One day the two girls were talking and I had come from the chain, wherever I was, and sort of turned the corner and I overheard them saying, “Well, I don’t know. I’m thinking maybe tampons are easier than pads. I’m not really sure.” And the other one saying, “Yeah, but I heard that tampons might be awkward to use for the first time.” And then the first one saying, “Well, yeah, maybe we can have someone show us how to use a tampon. That might be really helpful.”

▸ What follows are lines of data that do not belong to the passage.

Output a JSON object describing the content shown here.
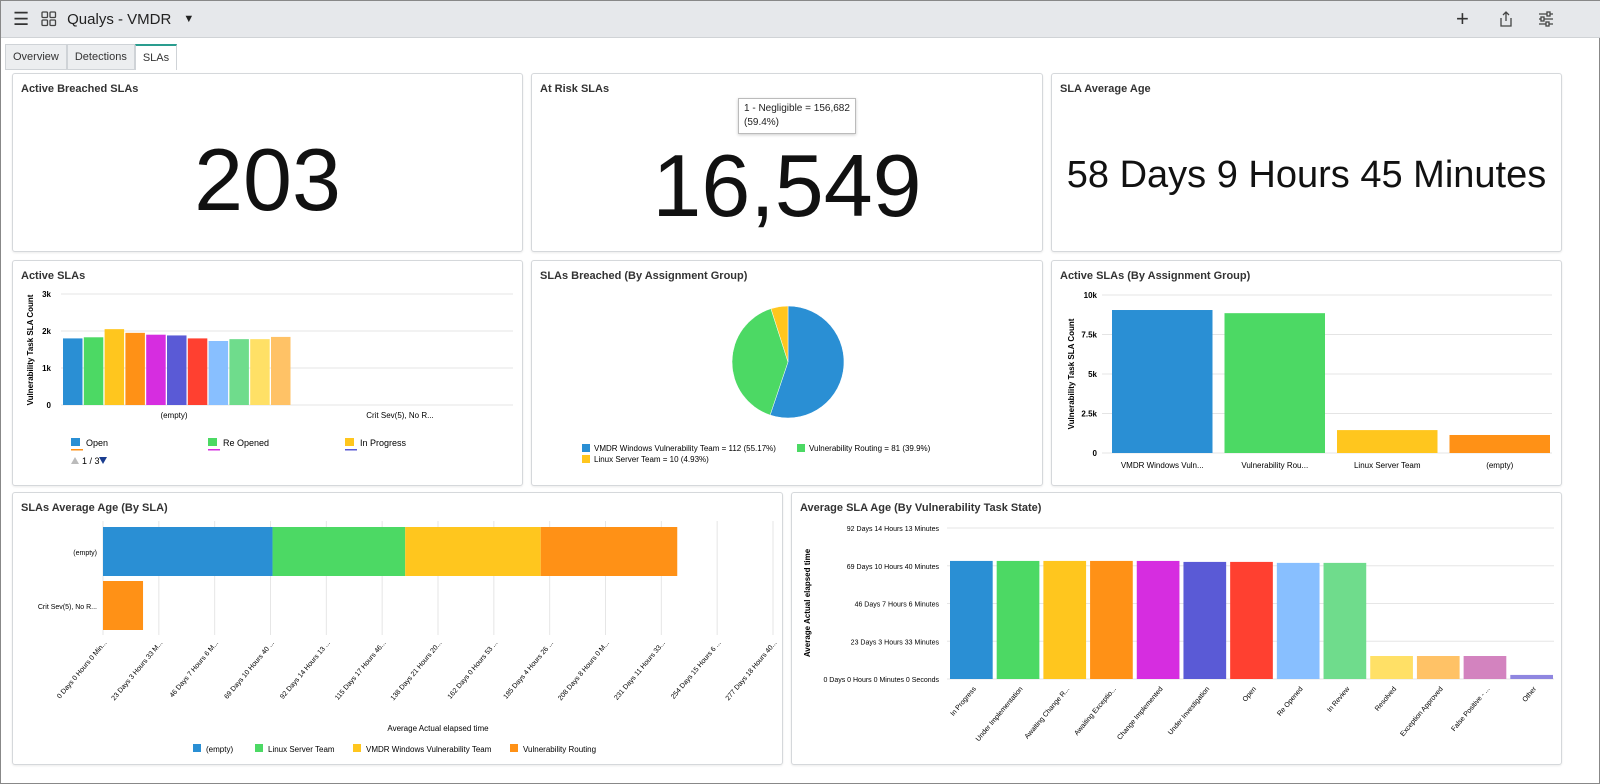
{
  "header": {
    "title": "Qualys - VMDR",
    "icons": [
      "menu-icon",
      "grid-icon",
      "caret-down-icon",
      "plus-icon",
      "share-icon",
      "sliders-icon"
    ]
  },
  "tabs": [
    {
      "label": "Overview"
    },
    {
      "label": "Detections"
    },
    {
      "label": "SLAs",
      "active": true
    }
  ],
  "cards": {
    "breached": {
      "title": "Active Breached SLAs",
      "value": "203"
    },
    "atrisk": {
      "title": "At Risk SLAs",
      "value": "16,549",
      "tooltip": {
        "line1": "1 - Negligible = 156,682",
        "line2": "(59.4%)"
      }
    },
    "avgage": {
      "title": "SLA Average Age",
      "value": "58 Days 9 Hours 45 Minutes"
    }
  },
  "chart_data": [
    {
      "id": "active",
      "title": "Active SLAs",
      "type": "bar",
      "ylabel": "Vulnerability Task SLA Count",
      "ylim": [
        0,
        3000
      ],
      "yticks": [
        "0",
        "1k",
        "2k",
        "3k"
      ],
      "categories": [
        "(empty)",
        "Crit Sev(5), No R..."
      ],
      "series": [
        {
          "name": "Open",
          "color": "#2a8fd4",
          "values": [
            1800,
            0
          ]
        },
        {
          "name": "Re Opened",
          "color": "#4cd964",
          "values": [
            1830,
            0
          ]
        },
        {
          "name": "In Progress",
          "color": "#ffc61e",
          "values": [
            2050,
            0
          ]
        },
        {
          "color": "#ff9116",
          "values": [
            1950,
            0
          ]
        },
        {
          "color": "#d62de0",
          "values": [
            1900,
            0
          ]
        },
        {
          "color": "#5a5ad6",
          "values": [
            1880,
            0
          ]
        },
        {
          "color": "#ff4030",
          "values": [
            1800,
            0
          ]
        },
        {
          "color": "#88bfff",
          "values": [
            1730,
            0
          ]
        },
        {
          "color": "#6fdc8c",
          "values": [
            1780,
            0
          ]
        },
        {
          "color": "#ffe066",
          "values": [
            1780,
            0
          ]
        },
        {
          "color": "#ffc266",
          "values": [
            1840,
            0
          ]
        }
      ],
      "legend_page": "1 / 3"
    },
    {
      "id": "pie",
      "title": "SLAs Breached (By Assignment Group)",
      "type": "pie",
      "slices": [
        {
          "label": "VMDR Windows Vulnerability Team = 112 (55.17%)",
          "value": 112,
          "color": "#2a8fd4"
        },
        {
          "label": "Vulnerability Routing = 81 (39.9%)",
          "value": 81,
          "color": "#4cd964"
        },
        {
          "label": "Linux Server Team = 10 (4.93%)",
          "value": 10,
          "color": "#ffc61e"
        }
      ]
    },
    {
      "id": "group",
      "title": "Active SLAs (By Assignment Group)",
      "type": "bar",
      "ylabel": "Vulnerability Task SLA Count",
      "ylim": [
        0,
        10000
      ],
      "yticks": [
        "0",
        "2.5k",
        "5k",
        "7.5k",
        "10k"
      ],
      "categories": [
        "VMDR Windows Vuln...",
        "Vulnerability Rou...",
        "Linux Server Team",
        "(empty)"
      ],
      "values": [
        9050,
        8850,
        1450,
        1140
      ],
      "colors": [
        "#2a8fd4",
        "#4cd964",
        "#ffc61e",
        "#ff9116"
      ]
    },
    {
      "id": "bysla",
      "title": "SLAs Average Age (By SLA)",
      "type": "bar",
      "orientation": "horizontal",
      "stacked": true,
      "xlabel": "Average Actual elapsed time",
      "xunit": "days",
      "xlim": [
        0,
        277.8
      ],
      "xticks": [
        "0 Days 0 Hours 0 Min...",
        "23 Days 3 Hours 33 M...",
        "46 Days 7 Hours 6 M...",
        "69 Days 10 Hours 40 ...",
        "92 Days 14 Hours 13 ...",
        "115 Days 17 Hours 46...",
        "138 Days 21 Hours 20...",
        "162 Days 0 Hours 53 ...",
        "185 Days 4 Hours 26 ...",
        "208 Days 8 Hours 0 M...",
        "231 Days 11 Hours 33...",
        "254 Days 15 Hours 6 ...",
        "277 Days 18 Hours 40..."
      ],
      "categories": [
        "(empty)",
        "Crit Sev(5), No R..."
      ],
      "series": [
        {
          "name": "(empty)",
          "color": "#2a8fd4",
          "values": [
            70.3,
            0
          ]
        },
        {
          "name": "Linux Server Team",
          "color": "#4cd964",
          "values": [
            55,
            0
          ]
        },
        {
          "name": "VMDR Windows Vulnerability Team",
          "color": "#ffc61e",
          "values": [
            56.2,
            0
          ]
        },
        {
          "name": "Vulnerability Routing",
          "color": "#ff9116",
          "values": [
            56.6,
            16.6
          ]
        }
      ]
    },
    {
      "id": "bystate",
      "title": "Average SLA Age (By Vulnerability Task State)",
      "type": "bar",
      "ylabel": "Average Actual elapsed time",
      "yunit": "days",
      "ylim": [
        0,
        92.59
      ],
      "yticks": [
        "0 Days 0 Hours 0 Minutes 0 Seconds",
        "23 Days 3 Hours 33 Minutes",
        "46 Days 7 Hours 6 Minutes",
        "69 Days 10 Hours 40 Minutes",
        "92 Days 14 Hours 13 Minutes"
      ],
      "categories": [
        "In Progress",
        "Under Implementation",
        "Awaiting Change R...",
        "Awaiting Exceptio...",
        "Change Implemented",
        "Under Investigation",
        "Open",
        "Re Opened",
        "In Review",
        "Resolved",
        "Exception Approved",
        "False Positive - ...",
        "Other"
      ],
      "values": [
        72.4,
        72.4,
        72.4,
        72.4,
        72.4,
        71.8,
        71.8,
        71.2,
        71.2,
        14.1,
        14.1,
        14.1,
        2.5
      ],
      "colors": [
        "#2a8fd4",
        "#4cd964",
        "#ffc61e",
        "#ff9116",
        "#d62de0",
        "#5a5ad6",
        "#ff4030",
        "#88bfff",
        "#6fdc8c",
        "#ffe066",
        "#ffc266",
        "#d383bf",
        "#8f86e0"
      ]
    }
  ]
}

And this sort of discussion went on for a while and rolled up in that was just this, and neither of them had menstruated yet, neither of them had their period. They were just sort of in advanced talking about how you might deal with that. And carrying that forward, Sophia was really not… Anytime something happened or was changing in her body, she would come to either David, or myself, which I think is a really big thing to talk about it and be able to ask a question or having to do with puberty and her body changing in very specific ways and that, it’s quite heartwarming.

And at the same time, I’m still stuck with the shame of my not being in that same place, and not that I blame myself, but just the emotional ramifications and the lasting effects of body shaming through being objectified or through an unsafe situation in some way also creates a difficult space for me with my daughter.
I feel sometimes that I’m almost performative because I want to be better than I am in that, right? I don’t want to be ashamed that my body is changing and it’s getting older and now I have a belly and whatever. My breasts are sagging and I don’t want the sort of conditioning that I went through to be carried through to her understanding of an aging body.

That’s not to say that my feelings aren’t real, and that’s not to say that she and I can’t talk about them at some point, but I don’t want to approach my body in her presence as something to be ashamed of because it’s aging.